AGAINST Almeida, N1

GUEST CRITIC LUKE JONES HUNGERS BUT DOESN’T GET A BYTE

 

I’ll give them this; it’s timely. After the violence in Charlottesville, we’ve all been asking what on earth is happening with American society. Christopher Shinn’s Against has a silicon valley billionaire asking the same question, and has the cash and the sense of entitlement to march round the country trying to find out.

 

 

 

The Almeida – almost certainly the best stage in Zones 1 or 2 – has given way to the shiny wooden floor and fashionably dusty brick wall of an Apple Store in 2009.  Ben Whishaw is Luke; a nondescript standard tech billionaire preoccupied with what we’d expect. Artificial Intelligence, , transport, medicine, whatever.  He talks in platitudes, but I think the playwright doesn’t recognise them as such. He has that strange evangelical streak we increasingly see in tech leaders, but this is more than a bubbling sense of social justice or philanthropy. Strangely for this godless valley, Luke has been talking to the Man Upstairs.  “Go to violence”, God tells him, so Luke starts a “project”, a website (the details of which are always glossed over).

 

 

 

He sets out on a tour of the USA to hear from people, chronicle their experiences of violence and generally stare at them like a puppy. The issue? There are too many issues. A play is never going to drill down to recognisable truth if it takes wild shots at the conscience of the tech industry, gun violence at schools, sex, sex work, addiction, prisons, workers’ rights, wealth, and family. Each is given a glib going over, and that’s the only meat on offer. The first (a school shooting) starts well. It even had the early tinglings of a thriller. But we are quickly moved on, and it’s not mentioned again.

 

 

 

The thread which supposedly weaves all this together, Luke ’s curious relationship with a colleague, is frustratingly flat. None of this is lifted by Ian Rickson’s direction.
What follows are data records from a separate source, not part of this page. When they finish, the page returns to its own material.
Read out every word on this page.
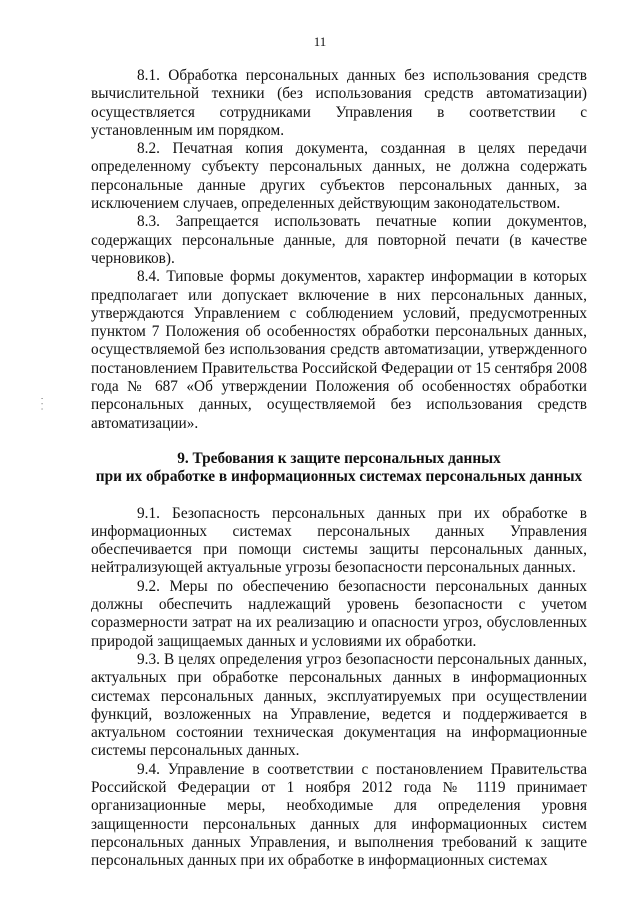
11
· · ·

8.1. Обработка персональных данных без использования средств вычислительной техники (без использования средств автоматизации) осуществляется сотрудниками Управления в соответствии с установленным им порядком.

8.2. Печатная копия документа, созданная в целях передачи определенному субъекту персональных данных, не должна содержать персональные данные других субъектов персональных данных, за исключением случаев, определенных действующим законодательством.

8.3. Запрещается использовать печатные копии документов, содержащих персональные данные, для повторной печати (в качестве черновиков).

8.4. Типовые формы документов, характер информации в которых предполагает или допускает включение в них персональных данных, утверждаются Управлением с соблюдением условий, предусмотренных пунктом 7 Положения об особенностях обработки персональных данных, осуществляемой без использования средств автоматизации, утвержденного постановлением Правительства Российской Федерации от 15 сентября 2008 года № 687 «Об утверждении Положения об особенностях обработки персональных данных, осуществляемой без использования средств автоматизации».

9. Требования к защите персональных данных
при их обработке в информационных системах персональных данных

9.1. Безопасность персональных данных при их обработке в информационных системах персональных данных Управления обеспечивается при помощи системы защиты персональных данных, нейтрализующей актуальные угрозы безопасности персональных данных.

9.2. Меры по обеспечению безопасности персональных данных должны обеспечить надлежащий уровень безопасности с учетом соразмерности затрат на их реализацию и опасности угроз, обусловленных природой защищаемых данных и условиями их обработки.

9.3. В целях определения угроз безопасности персональных данных, актуальных при обработке персональных данных в информационных системах персональных данных, эксплуатируемых при осуществлении функций, возложенных на Управление, ведется и поддерживается в актуальном состоянии техническая документация на информационные системы персональных данных.

9.4. Управление в соответствии с постановлением Правительства Российской Федерации от 1 ноября 2012 года № 1119 принимает организационные меры, необходимые для определения уровня защищенности персональных данных для информационных систем персональных данных Управления, и выполнения требований к защите персональных данных при их обработке в информационных системах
A final shootout flits between huddles and stories we’ve followed, and is quite snappy. But the rest is stodgy. As if they’ve had a jolly good time tossing all 15,000 ideas around in the rehearsal room, but come up with little. There are flashes of humanity: the play quite refreshingly wears it’s sexual impulses on its sleeve and some of the incidental characters (Elliot Barnes-Worrell as a manual worker fan of Luke’s, Kevin Harvey as the most outrageously camp lefty University tutor and Naomi Wirthner as the tormented mother of a student shooter), but these glimpses don’t exactly make 2hrs 50 fly by.

 

 

Whishaw himself suits the mellow manners of a humble billionaire; uncomfortable away from a computer, stumbling through life. But where’s the range? There’s as much character in his crisp polo and bright white trainers as in his face. His charisma supposedly draws the masses of smalltown America (a touch of Jesus) and makes them divulge their lives to him. But none of that allure reaches the stalls.

 
This is clearly one of the most fruitful subject areas of our time. There’s been some incredible writing on the social responsibility of the tech world (not least from Jamie Bartlett) and how it’s possibly waking up to it. The motives of people like Mark Zuckerberg, who actually has toured the country to listen to people, are ripe for artistic investigation.
This play talks a lot about the difference between knowing and feeling, and journalism, when these people are so cagey, can take us only so far. A play could burrow further. Annoyingly, after this one neither knows nor feels.